Abstract The aim of this paper is to integrate the reliability-based analysis into topology optimization problems. Consequently, reliability-based topology optimization (RBTO) of geometrically nonlinear elasto-plastic models is presented. For purpose of performing (RBTO), the volume fraction is considered reliable since that the application of (RBTO) gives different topology in comparison to the deterministic topology optimization. The effects of changing the prescribed total structural volume constraint for deterministic designs and changing the reliability index for probabilistic designs are considered. Reliability index works as a constraint which is related to reliability condition added into the volume fraction and it is calculated using the Monte-Carlo simulation approach in the case of probabilistic design.
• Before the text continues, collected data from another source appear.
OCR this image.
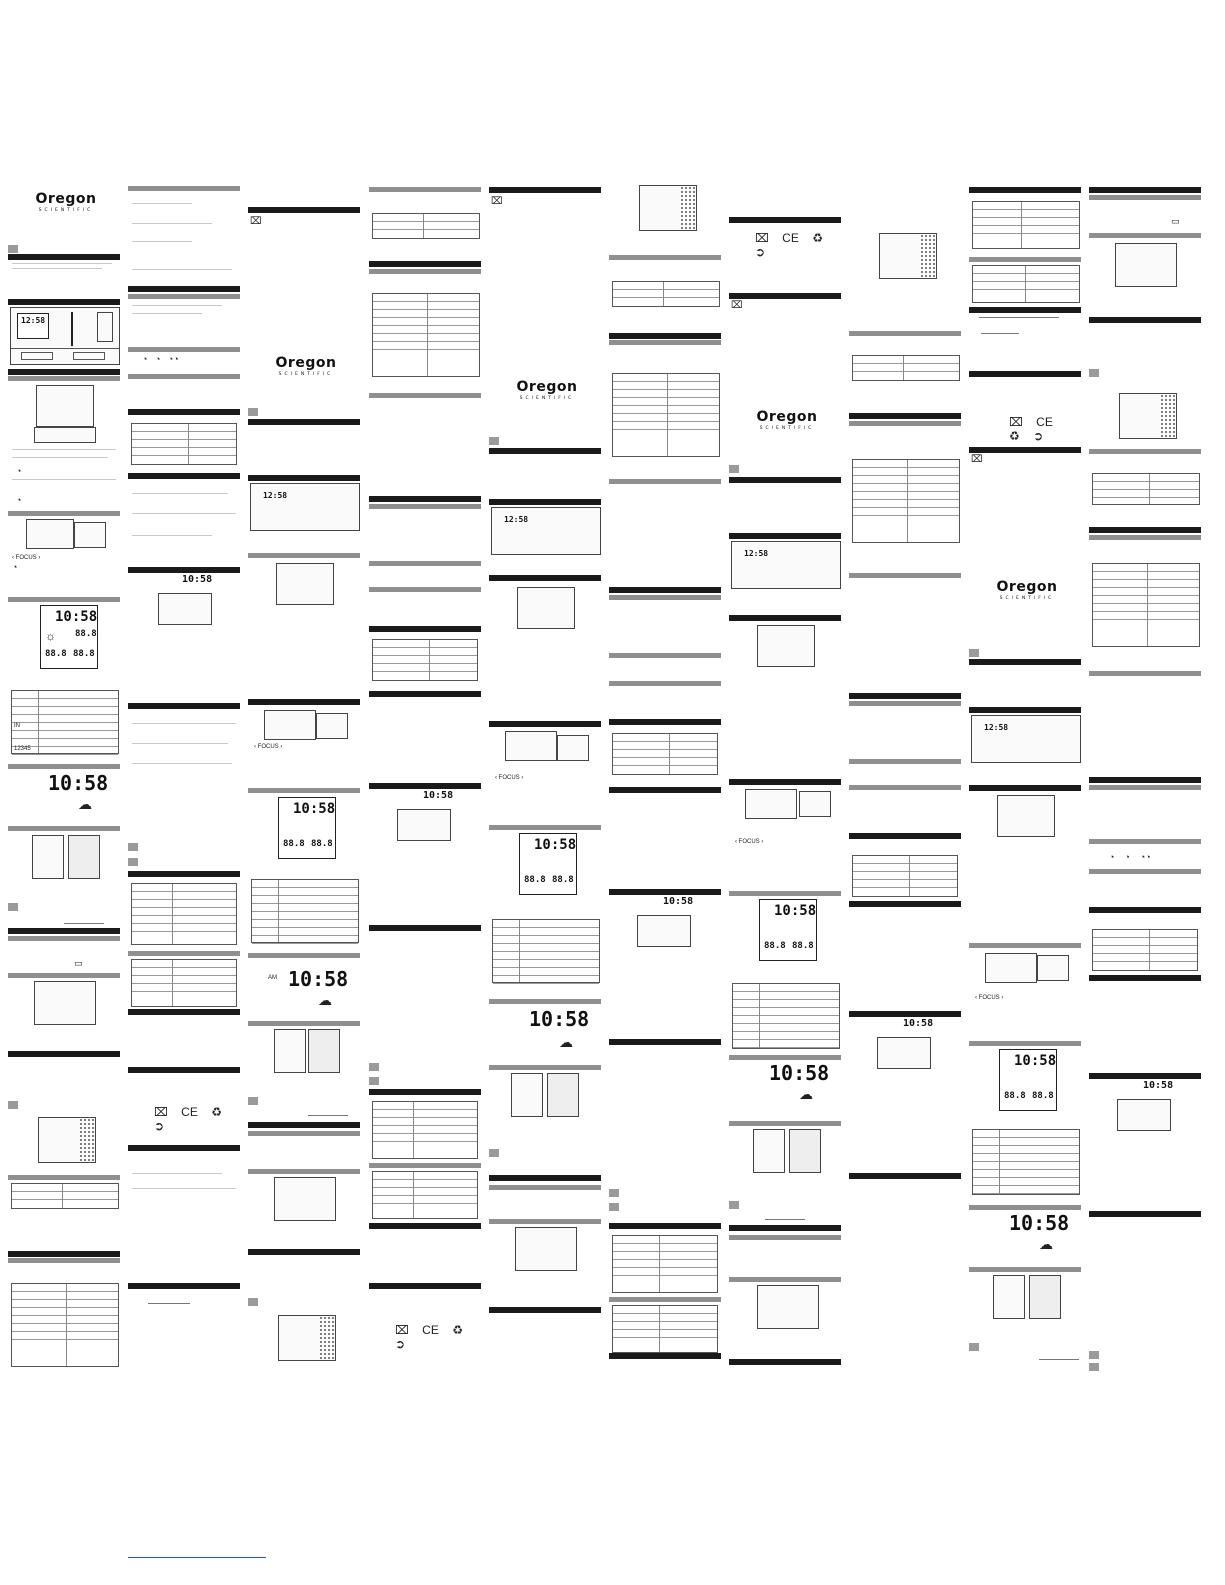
Oregon
SCIENTIFIC
12:58
◔
◔
‹ FOCUS ›
◔
10:58
☼ 88.8
88.8 88.8
IN
12345
10:58
☁
▭
◔   ◔   ◔◔
10:58
⌧ CE ♻ ➲
⌧
Oregon
SCIENTIFIC
12:58
‹ FOCUS ›
10:58
88.8 88.8
AM 10:58
☁
10:58
⌧ CE ♻ ➲
⌧
Oregon
SCIENTIFIC
12:58
‹ FOCUS ›
10:58
88.8 88.8
10:58
☁
10:58
⌧ CE ♻ ➲
⌧
Oregon
SCIENTIFIC
12:58
‹ FOCUS ›
10:58
88.8 88.8
10:58
☁
10:58
⌧ CE ♻ ➲
⌧
Oregon
SCIENTIFIC
12:58
‹ FOCUS ›
10:58
88.8 88.8
10:58
☁
▭
◔    ◔    ◔◔
10:58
In addition, bi-directional evolutionary structural optimization (BESO) method is utilized to study the effect of geometrically nonlinear elasto-plastic design. The plastic behavior can be controlled by defining a limit on the plastic limit load multipliers. The suggested work's efficiency is demonstrated via a 2D benchmark problem. In case of elastic material, a 2D model of U-shape plate is used for probabilistic design of linear and geometrically nonlinear topology optimizations. Furthermore, a 2D elasto-plastic model is considered for reliability-based design to demonstrate that the suggested approach can determine the best topological solution.